ROANOKE TIMES

                         Roanoke Times
                 Copyright (c) 1995, Landmark Communications, Inc.

DATE: FRIDAY, December 16, 1994                   TAG: 9412190037
SECTION: EDITORIAL                    PAGE: A-22   EDITION: METRO 
SOURCE: 
DATELINE:                                 LENGTH: Medium


LUGS

ANY LIMITS on land use are sure to draw fire if they conflict with an individual's plans for his or her property.

But it is more to reduce conflict than to cause it that zoning laws are put in place. Or, in the case of Bedford County, that a Land-Use Guidance System was enacted.

The fact that some land-use decisions under LUGS go against individual property-owners' development plans is not necessarily evidence that the system doesn't work. More likely, it is evidence that it is working as intended, to guide growth in ways compatible with a county's comprehensive plan.

Local governments have a legitimate interest in the localities' future prosperity, as well as the immediate responsibility of providing basic services - schools, police, roads - at taxpayers' expense.

Residents, too, have interests beyond the tax tab - from the impact development will have on their quality of life, to their own rights as property owners to protect the value of their homes and land.

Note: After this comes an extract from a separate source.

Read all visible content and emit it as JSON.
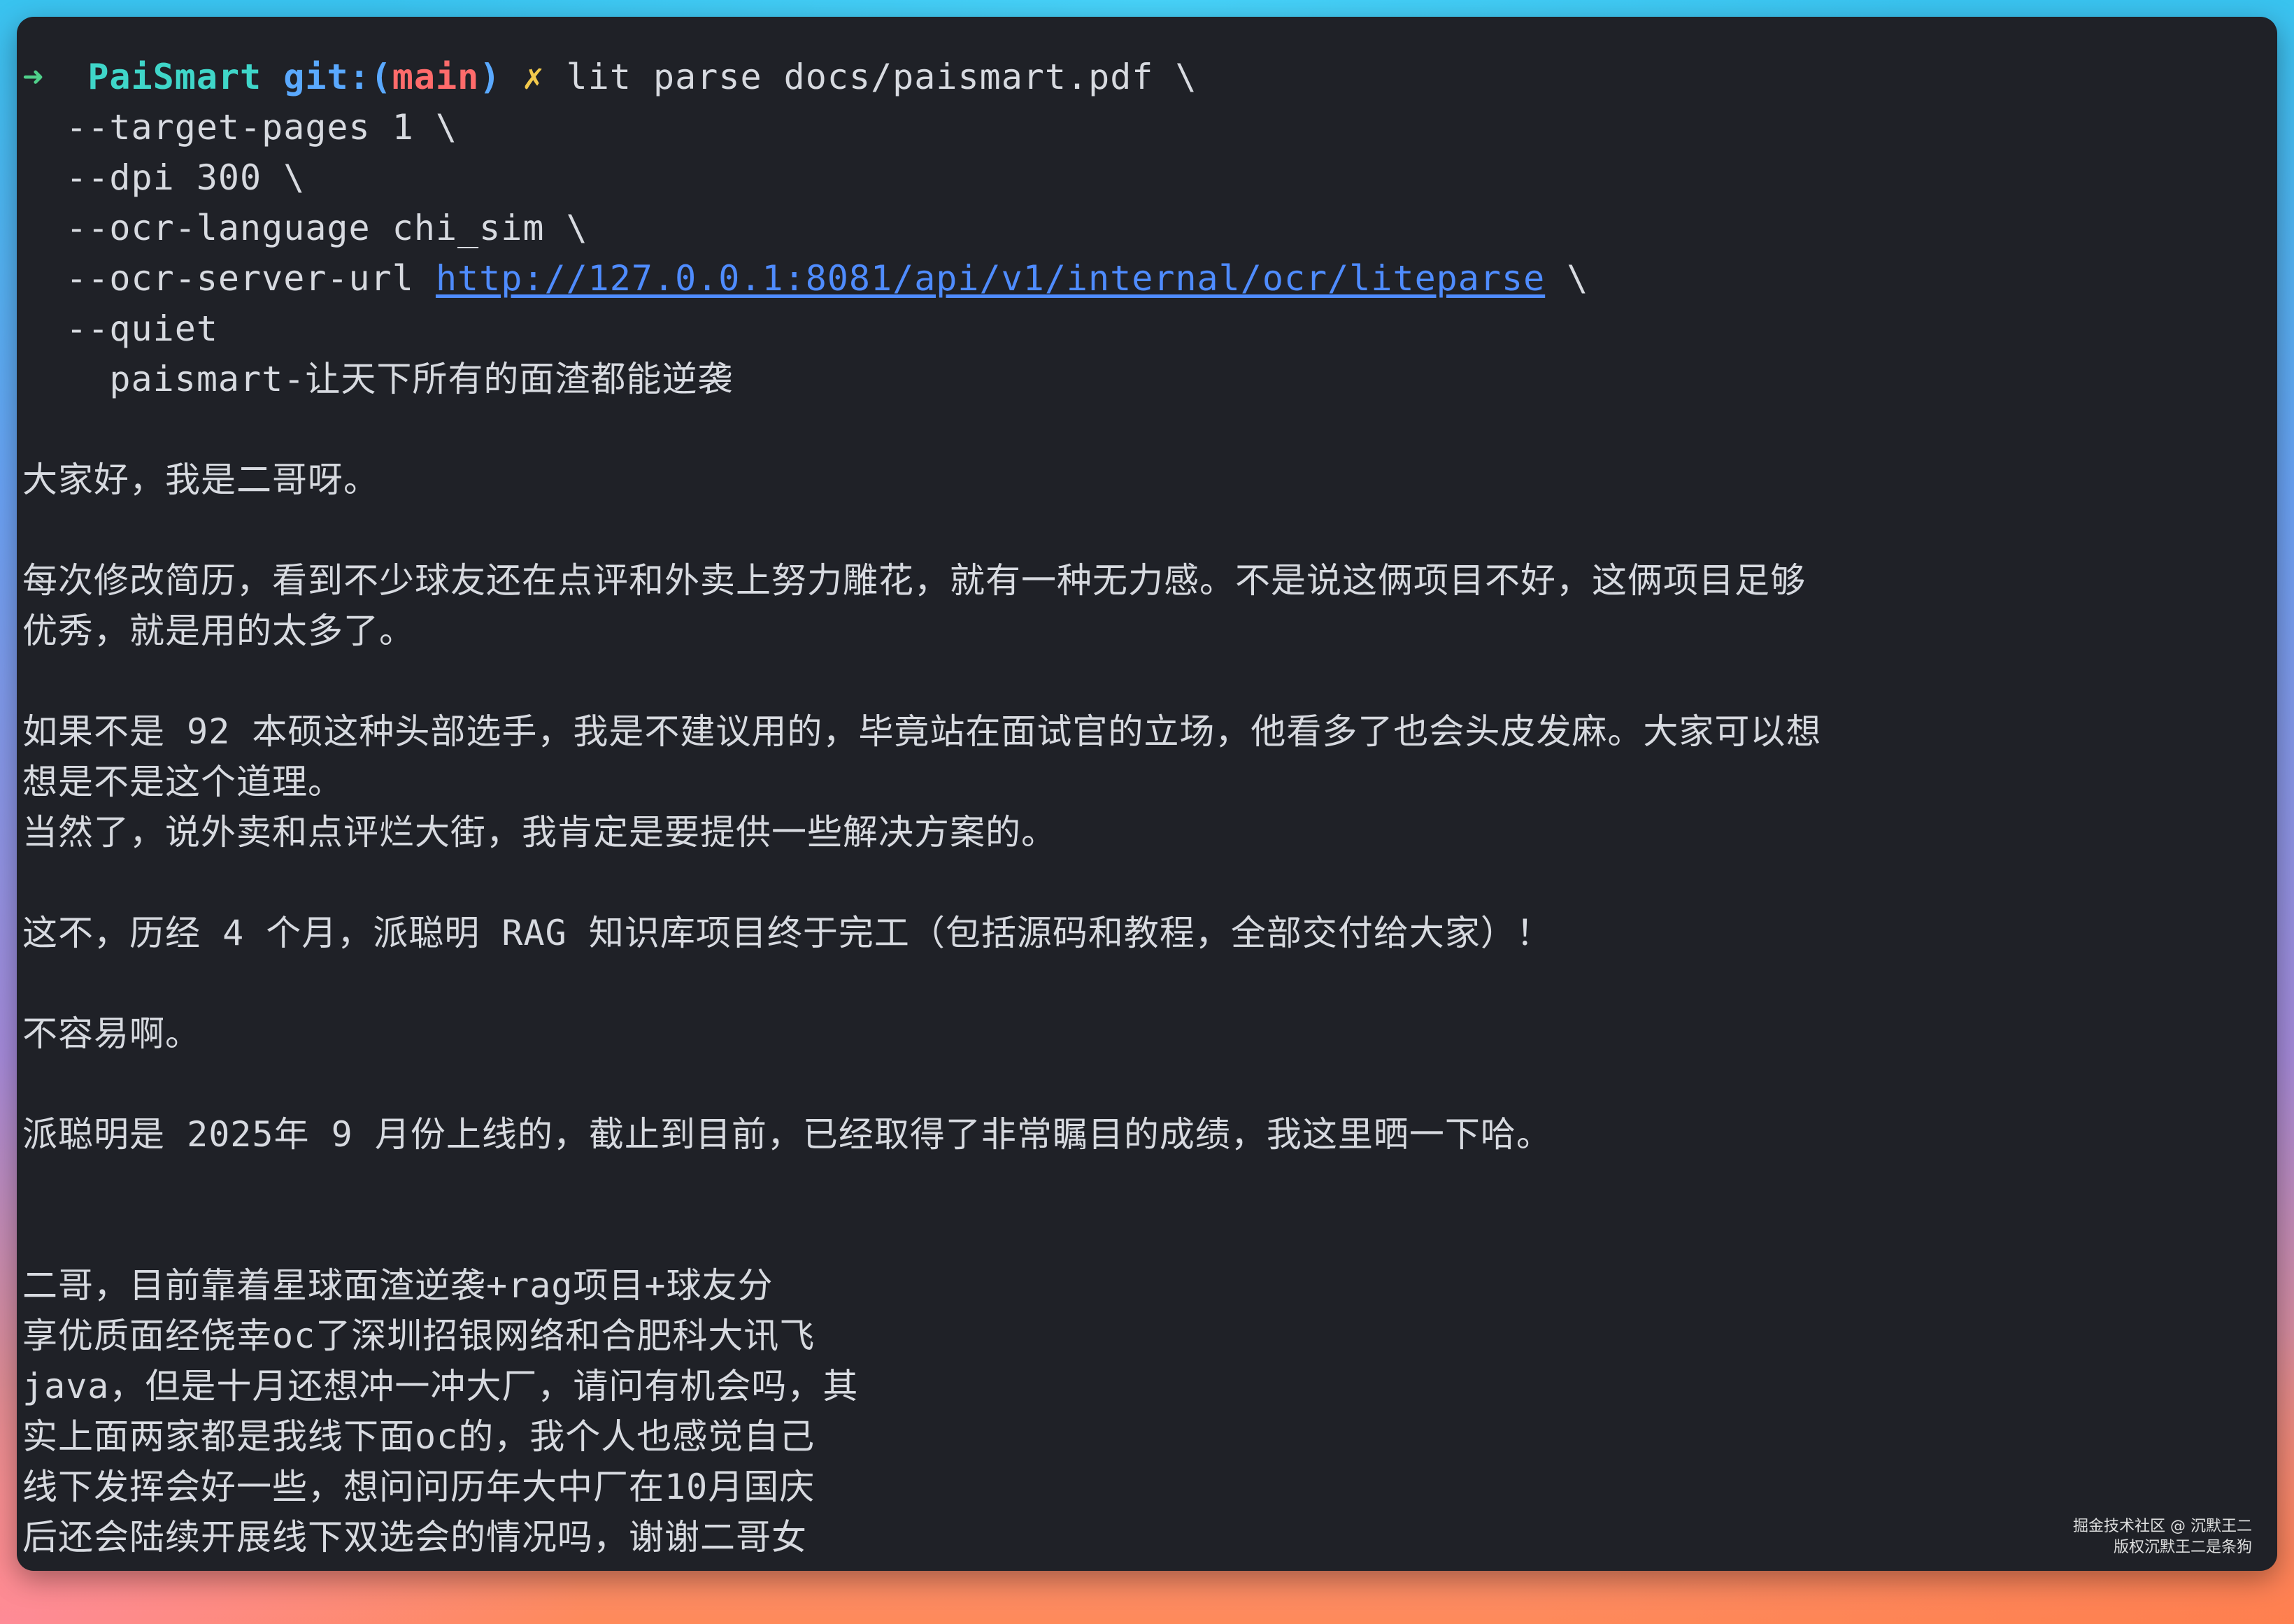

Such interests are bound to conflict at some point, and planning tools such as zoning and LUGS are designed to resolve them by reference to some sort of consistent standard. LUGS is a point system that takes into consideration numerous factors, such as surrounding land use and availability of utilities.

It's drawing criticism in Bedford now, as being too complicated to understand, too uncertain for developers who don't want to buy property for projects that, once assigned LUGS points, are found to be incompatible with surrounding land use. With zoning, some builders say, at least they would know up-front what uses are permitted.

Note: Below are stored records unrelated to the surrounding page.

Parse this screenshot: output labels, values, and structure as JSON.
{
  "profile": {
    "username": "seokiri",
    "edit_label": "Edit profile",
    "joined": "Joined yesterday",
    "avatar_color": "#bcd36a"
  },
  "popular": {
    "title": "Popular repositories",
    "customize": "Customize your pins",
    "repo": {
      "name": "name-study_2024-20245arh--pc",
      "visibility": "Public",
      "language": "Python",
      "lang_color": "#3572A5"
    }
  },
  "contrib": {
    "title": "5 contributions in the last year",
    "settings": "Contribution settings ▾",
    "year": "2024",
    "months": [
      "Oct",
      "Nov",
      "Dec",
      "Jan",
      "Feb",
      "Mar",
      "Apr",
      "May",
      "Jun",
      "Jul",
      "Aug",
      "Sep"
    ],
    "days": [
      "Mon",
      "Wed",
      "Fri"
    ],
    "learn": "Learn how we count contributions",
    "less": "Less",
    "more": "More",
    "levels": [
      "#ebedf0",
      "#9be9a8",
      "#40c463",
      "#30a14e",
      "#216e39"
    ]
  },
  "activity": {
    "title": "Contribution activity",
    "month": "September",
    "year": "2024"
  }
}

LUGS requires a public hearing on every application to build on vacant land, giving neighbors a valuable opportunity to weigh in. It is in some ways more flexible and objective than zoning. And it does protect property values. But if county property owners don't like it, they should accept the alternative: zoning.

Bedford's supervisors have asked the county Planning Commission to study LUGS, in use five years now, and the feasibility of combining it or replacing it with zoning. This is a reasonable course, so long as it doesn't end on a road back to pre-LUGS days, when there was no zoning either.